Why did they disappear? The Authors Collection.
December 9, 2013
It might be the most interesting pyramid in the world.
We stood gazing up at the third largest pyramid in the world, thirty miles from the center of the third largest city in the world. The Pyramid of the Sun, on the outskirts of Mexico City, is much younger than the two larger pyramids of Giza. It was constructed between 100 B.C. and 100 A.D., but today, the archeologists are not certain who actually built this behemoth of over 44 million cubic feet in volume. The Totonacs claimed credit, but researchers have not been able to verify that.
The Pyramid of the Sun is the largest structure in Teotihuacan (and is often referred to as the Teotihuacan Pyramid). It stands 246 feet high, much shorter than Khufu or Khafre, the two giants of Egypt. But standing at the bottom and looking up, you cannot fail to be impressed.
What makes this such an architecturally significant area is not just the pyramids, but the town that was built around them. Teotihuacan (it’s original name is unknown, but the Mayans gave it that name a century after the demise of the town) was an multi-ethnic town occupied by Otomi, Zapotec, Mixtec, Maya, and Nahua peoples. Archeologists believe the town was divided into sections for the various ethnic groups. It is likely that many languages were spoken in the city.
Much of the upper class dwellings were centered around a very wide grassy area known as the Avenue of the Dead which ran from the Pyramid of the Sun to the lesser (but still impressive) Pyramid of the Moon. These dwellings, only now being uncovered, included compounds capable of housing multiple families, as well as multi-story structures probably serving as homes for the priests and governing officials. Among these, literally tens of thousands of murals have been found, many of which are compared to those in Renaissance Florence. In many of the residences, every wall would be decorated with a mural.

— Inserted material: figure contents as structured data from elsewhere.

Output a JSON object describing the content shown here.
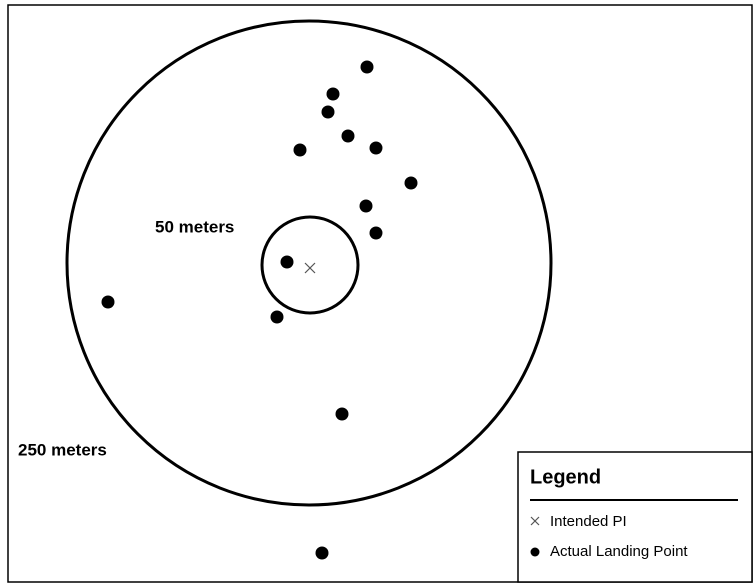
{
  "labels": {
    "inner_ring": "50 meters",
    "outer_ring": "250 meters"
  },
  "legend": {
    "title": "Legend",
    "items": [
      "Intended PI",
      "Actual Landing Point"
    ]
  }
}
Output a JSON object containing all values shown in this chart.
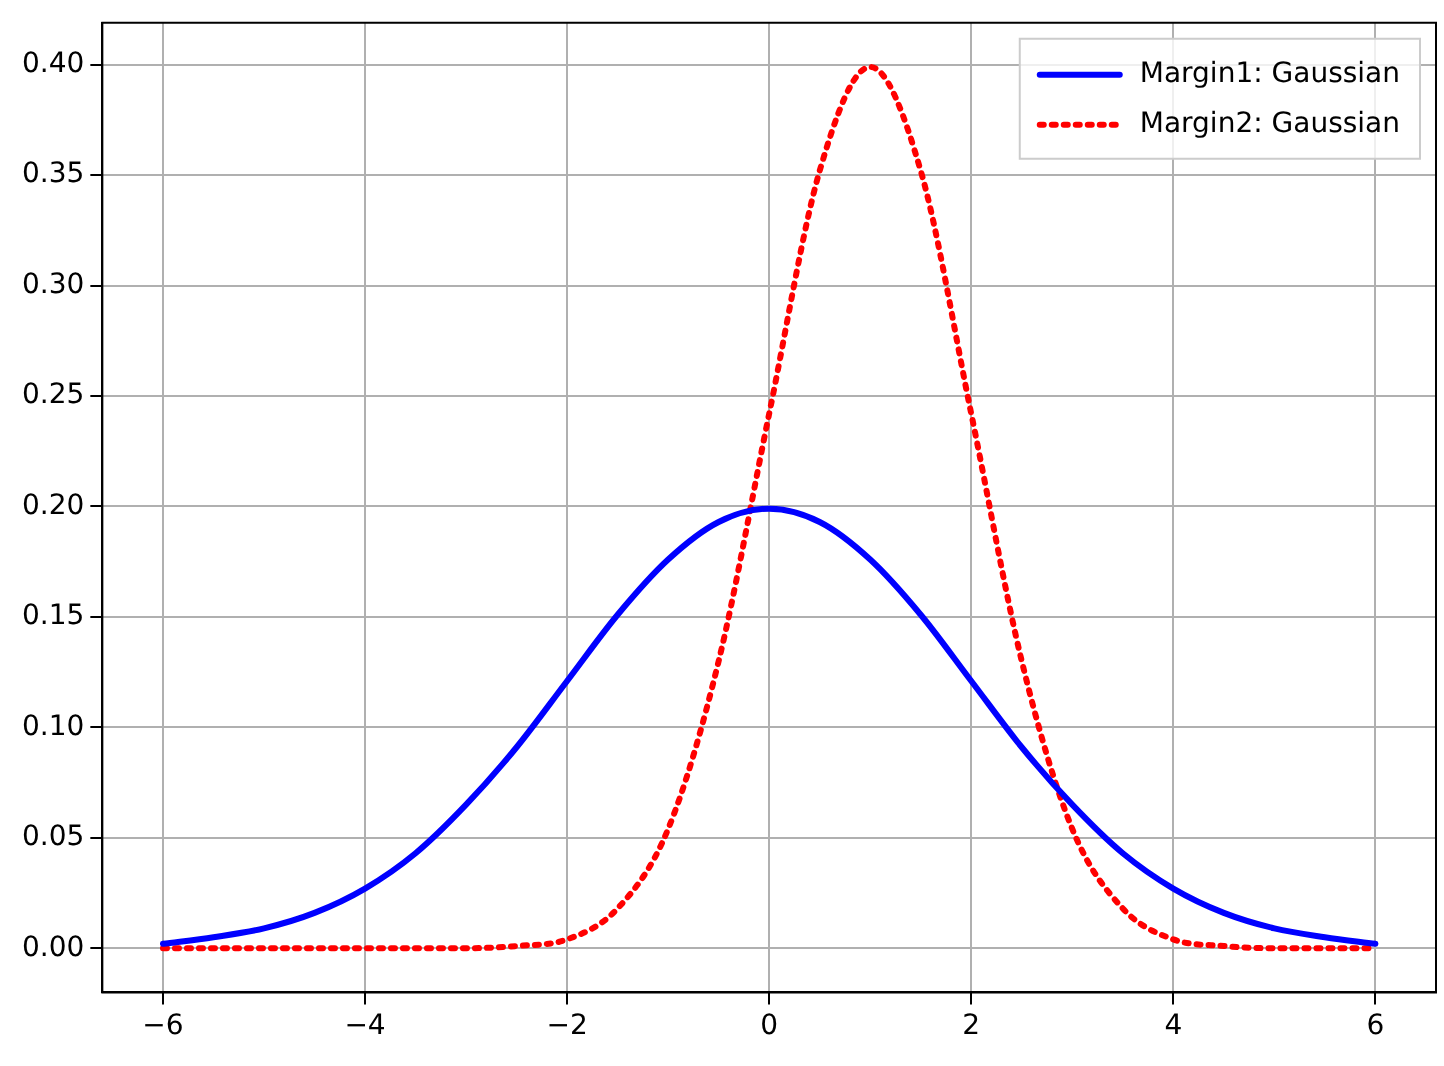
{
  "chart_data": {
    "type": "line",
    "x": [
      -6,
      -5.5,
      -5,
      -4.5,
      -4,
      -3.5,
      -3,
      -2.5,
      -2,
      -1.5,
      -1,
      -0.5,
      0,
      0.5,
      1,
      1.5,
      2,
      2.5,
      3,
      3.5,
      4,
      4.5,
      5,
      5.5,
      6
    ],
    "series": [
      {
        "name": "Margin1: Gaussian",
        "color": "#0000ff",
        "line_style": "solid",
        "values": [
          0.002,
          0.005,
          0.009,
          0.016,
          0.027,
          0.043,
          0.065,
          0.091,
          0.121,
          0.151,
          0.176,
          0.193,
          0.199,
          0.193,
          0.176,
          0.151,
          0.121,
          0.091,
          0.065,
          0.043,
          0.027,
          0.016,
          0.009,
          0.005,
          0.002
        ]
      },
      {
        "name": "Margin2: Gaussian",
        "color": "#ff0000",
        "line_style": "dotted",
        "values": [
          0,
          0,
          0,
          0,
          0,
          0,
          0,
          0.001,
          0.004,
          0.018,
          0.054,
          0.13,
          0.242,
          0.352,
          0.399,
          0.352,
          0.242,
          0.13,
          0.054,
          0.018,
          0.004,
          0.001,
          0,
          0,
          0
        ]
      }
    ],
    "xlim": [
      -6.6,
      6.6
    ],
    "xticks": [
      {
        "value": -6,
        "label": "−6"
      },
      {
        "value": -4,
        "label": "−4"
      },
      {
        "value": -2,
        "label": "−2"
      },
      0,
      2,
      4,
      6
    ],
    "ylim": [
      -0.02,
      0.419
    ],
    "yticks": [
      {
        "value": 0,
        "label": "0.00"
      },
      0.05,
      {
        "value": 0.1,
        "label": "0.10"
      },
      0.15,
      {
        "value": 0.2,
        "label": "0.20"
      },
      0.25,
      {
        "value": 0.3,
        "label": "0.30"
      },
      0.35,
      {
        "value": 0.4,
        "label": "0.40"
      }
    ],
    "grid": true,
    "legend": "top right",
    "marker": "none"
  }
}
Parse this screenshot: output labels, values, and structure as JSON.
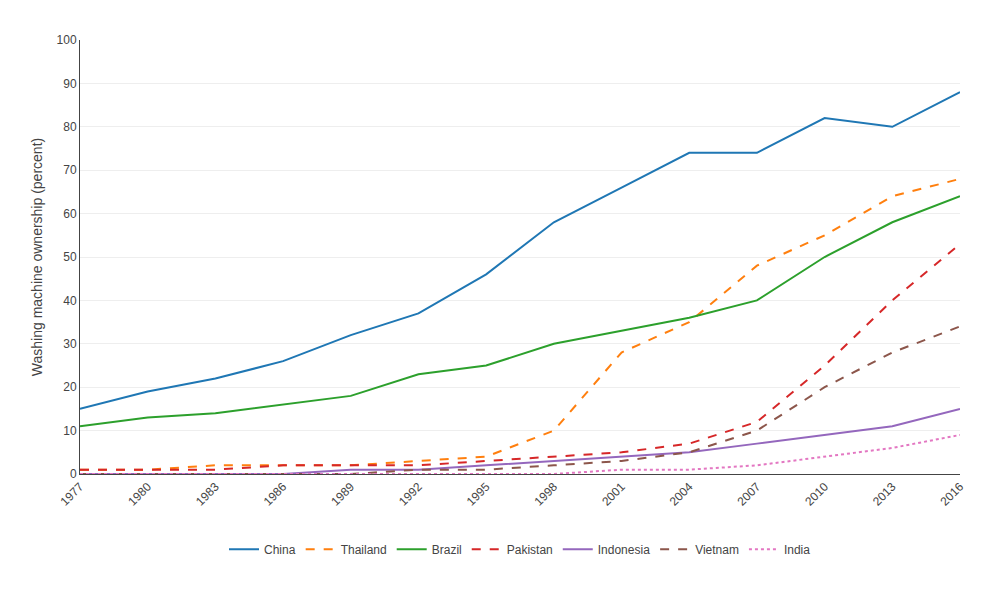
{
  "chart_data": {
    "type": "line",
    "x": [
      1977,
      1980,
      1983,
      1986,
      1989,
      1992,
      1995,
      1998,
      2001,
      2004,
      2007,
      2010,
      2013,
      2016
    ],
    "series": [
      {
        "name": "China",
        "line_style": "solid",
        "values": [
          15,
          19,
          22,
          26,
          32,
          37,
          46,
          58,
          66,
          74,
          74,
          82,
          80,
          88
        ]
      },
      {
        "name": "Thailand",
        "line_style": "dash",
        "values": [
          1,
          1,
          2,
          2,
          2,
          3,
          4,
          10,
          28,
          35,
          48,
          55,
          64,
          68
        ]
      },
      {
        "name": "Brazil",
        "line_style": "solid",
        "values": [
          11,
          13,
          14,
          16,
          18,
          23,
          25,
          30,
          33,
          36,
          40,
          50,
          58,
          64
        ]
      },
      {
        "name": "Pakistan",
        "line_style": "dash",
        "values": [
          1,
          1,
          1,
          2,
          2,
          2,
          3,
          4,
          5,
          7,
          12,
          25,
          40,
          53
        ]
      },
      {
        "name": "Indonesia",
        "line_style": "solid",
        "values": [
          0,
          0,
          0,
          0,
          1,
          1,
          2,
          3,
          4,
          5,
          7,
          9,
          11,
          15
        ]
      },
      {
        "name": "Vietnam",
        "line_style": "dash",
        "values": [
          0,
          0,
          0,
          0,
          0,
          1,
          1,
          2,
          3,
          5,
          10,
          20,
          28,
          34
        ]
      },
      {
        "name": "India",
        "line_style": "dot",
        "values": [
          0,
          0,
          0,
          0,
          0,
          0,
          0,
          0,
          1,
          1,
          2,
          4,
          6,
          9
        ]
      }
    ],
    "y_label": "Washing machine ownership (percent)",
    "xlim": [
      1977,
      2016
    ],
    "xticks": [
      1977,
      1980,
      1983,
      1986,
      1989,
      1992,
      1995,
      1998,
      2001,
      2004,
      2007,
      2010,
      2013,
      2016
    ],
    "ylim": [
      0,
      100
    ],
    "yticks": [
      0,
      10,
      20,
      30,
      40,
      50,
      60,
      70,
      80,
      90,
      100
    ],
    "grid": "y",
    "legend": "bottom"
  }
}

At its zenith, Teotihuacan covered twelve square miles and had a population of around 150,000. It contained no military or defensive structures, but its influence extended as far as Honduras and Guatemala.
Most puzzling to archeologists is why, after eight or nine centuries of prosperity, Teotihuacan disappeared. Attack by outside forces does not seem to be the cause. Theories center around two main causes, perhaps working together: a very long and severe drought and the unrest of the poorer inhabitants. But by the seventh or eighth century A.D., Teotihuacan ceased to exist as a occupied, thriving city.
We visited the museum on the site. Hundreds, perhaps thousands, of artifacts were on display. Even today, robots are being used to explore newly discovered passageways in the pyramids, recovering more artifacts and learning more about these ancient structures.
Visitors are allowed to climb to the top of the Pyramid of the Sun, but it is a difficult journey as the steps are quite tall and exceedingly narrow. And as difficult as the ascent is, the decent is much worse. Climbing the Pyramid of the Moon is limited to about half way to the top, where a wide plateau provides ample room for many people to stand and admire the ancient ruins.
I climbed the Pyramid of the Moon, but thought better of attempting the Sun.